The 36-week visit: where candidacy is earned

homeOB · Reviewed by Erica Gomez, DO


Every visit in our reassessment schedule matters, but one is the keystone: the 36-week re-verification. It is the appointment where a home birth plan stops being an intention and becomes a confirmed, current, evidence-checked status. Families should know exactly what happens in it — partly to prepare, mostly because the visit itself is a portrait of how disciplined home birth works.

Presentation, confirmed. By 36 weeks the baby's position is no longer a guess. Head-down is verified — by exam and, whenever there is any doubt, by ultrasound. A breech baby found now is not a crisis; it is information arriving on schedule, with time to attempt a version (ECV) and restore candidacy if it succeeds, or to redirect the plan calmly if it doesn't.

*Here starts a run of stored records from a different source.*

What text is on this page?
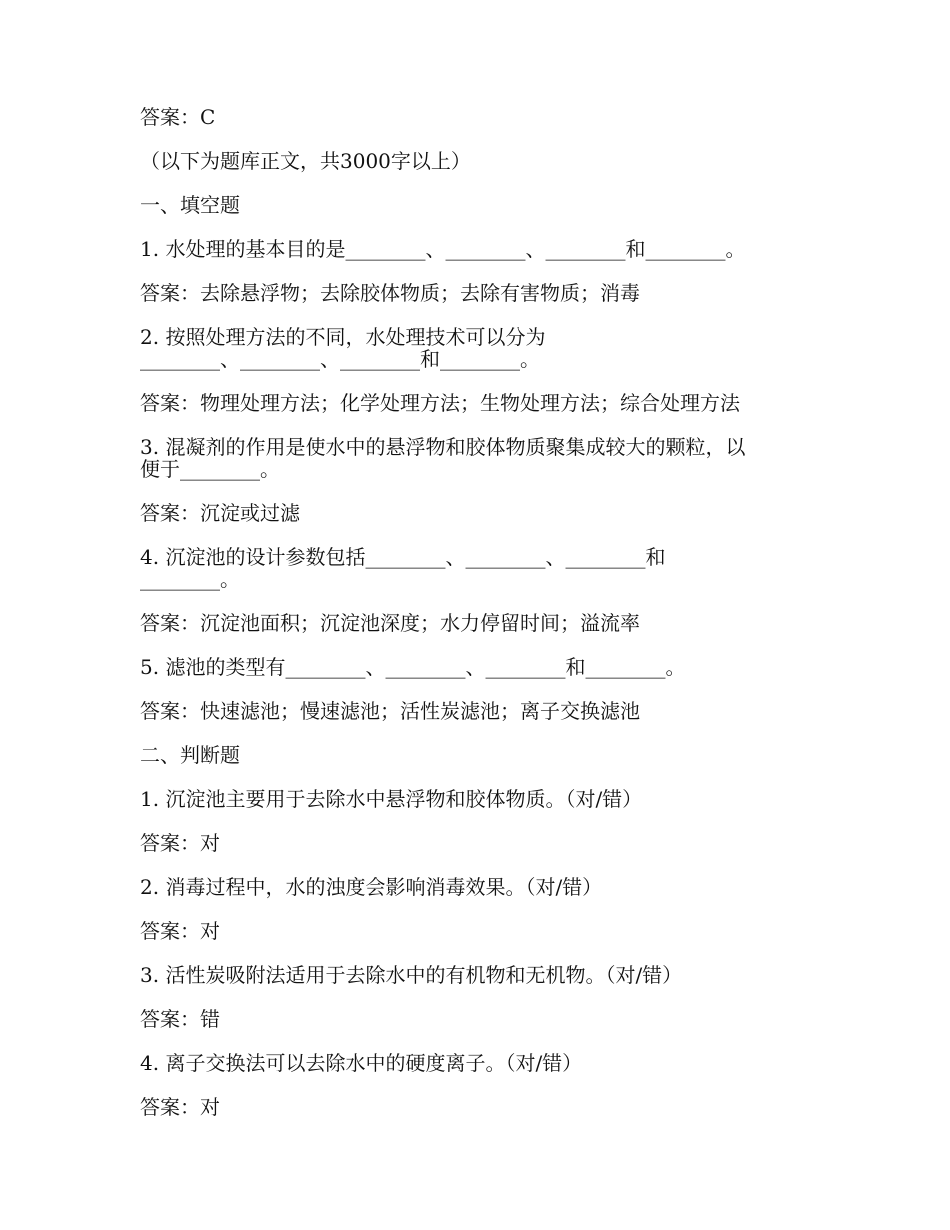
答案：C

（以下为题库正文，共3000字以上）

一、填空题

1. 水处理的基本目的是________、________、________和________。

答案：去除悬浮物；去除胶体物质；去除有害物质；消毒

2. 按照处理方法的不同，水处理技术可以分为
________、________、________和________。

答案：物理处理方法；化学处理方法；生物处理方法；综合处理方法

3. 混凝剂的作用是使水中的悬浮物和胶体物质聚集成较大的颗粒，以
便于________。

答案：沉淀或过滤

4. 沉淀池的设计参数包括________、________、________和
________。

答案：沉淀池面积；沉淀池深度；水力停留时间；溢流率

5. 滤池的类型有________、________、________和________。

答案：快速滤池；慢速滤池；活性炭滤池；离子交换滤池

二、判断题

1. 沉淀池主要用于去除水中悬浮物和胶体物质。（对/错）

答案：对

2. 消毒过程中，水的浊度会影响消毒效果。（对/错）

答案：对

3. 活性炭吸附法适用于去除水中的有机物和无机物。（对/错）

答案：错

4. 离子交换法可以去除水中的硬度离子。（对/错）

答案：对
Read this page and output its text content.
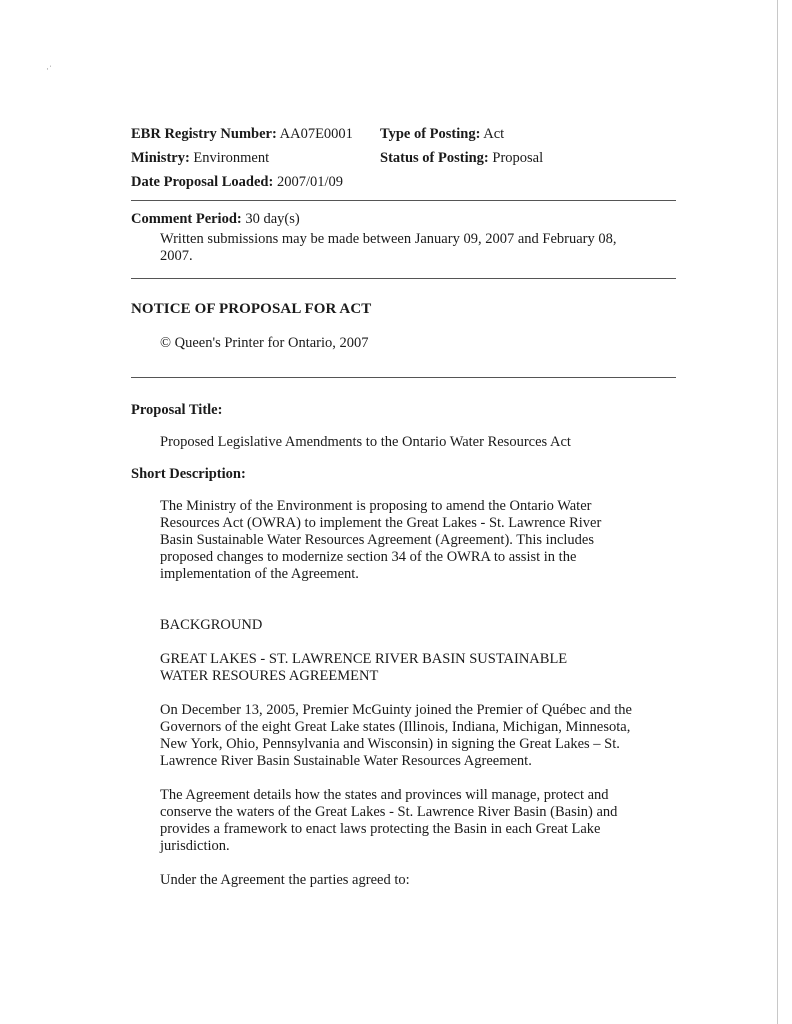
·ˈ
EBR Registry Number: AA07E0001	Type of Posting: Act
Ministry: Environment	Status of Posting: Proposal
Date Proposal Loaded: 2007/01/09
Comment Period: 30 day(s)

Written submissions may be made between January 09, 2007 and February 08, 2007.

NOTICE OF PROPOSAL FOR ACT

© Queen's Printer for Ontario, 2007

Proposal Title:

Proposed Legislative Amendments to the Ontario Water Resources Act

Short Description:

The Ministry of the Environment is proposing to amend the Ontario Water Resources Act (OWRA) to implement the Great Lakes - St. Lawrence River Basin Sustainable Water Resources Agreement (Agreement). This includes proposed changes to modernize section 34 of the OWRA to assist in the implementation of the Agreement.

BACKGROUND

GREAT LAKES - ST. LAWRENCE RIVER BASIN SUSTAINABLE WATER RESOURES AGREEMENT

On December 13, 2005, Premier McGuinty joined the Premier of Québec and the Governors of the eight Great Lake states (Illinois, Indiana, Michigan, Minnesota, New York, Ohio, Pennsylvania and Wisconsin) in signing the Great Lakes – St. Lawrence River Basin Sustainable Water Resources Agreement.

The Agreement details how the states and provinces will manage, protect and conserve the waters of the Great Lakes - St. Lawrence River Basin (Basin) and provides a framework to enact laws protecting the Basin in each Great Lake jurisdiction.

Under the Agreement the parties agreed to:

Growth and fluid. A baby measuring well within range, with normal amniotic fluid, is a baby whose reserve for labor we can reasonably trust. Significant growth restriction is one of the quiet risk factors that separates good home birth statistics from bad ones, and 36 weeks is where it gets ruled out rather than assumed away.

The labs and the numbers. GBS status, so the antibiotic plan (or the documented decision) is settled before labor. Hemoglobin, because reserve against bleeding is checked, not hoped for. Blood pressure trend reviewed across the whole third trimester, not just today's reading.

The home, ready. Birth space assessed, supplies confirmed, the route to the receiving hospital rehearsed — driven, not just mapped. The household oriented: the partner or support person should be able to recite the transfer triggers as fluently as the birth playlist.

And then the conversation. Everything above feeds one honest sentence: as of today, this pregnancy remains a strong candidate for home birth — or it doesn't, and the plan converts with three weeks of calm instead of a night of chaos. Either way, nothing about the sentence is a surprise, because every criterion behind it was signed at intake and tracked all along.

Candidacy, in our practice, is never granted. It is verified — and the 36-week visit is where a family feels the difference between a practice that hopes and a practice that checks.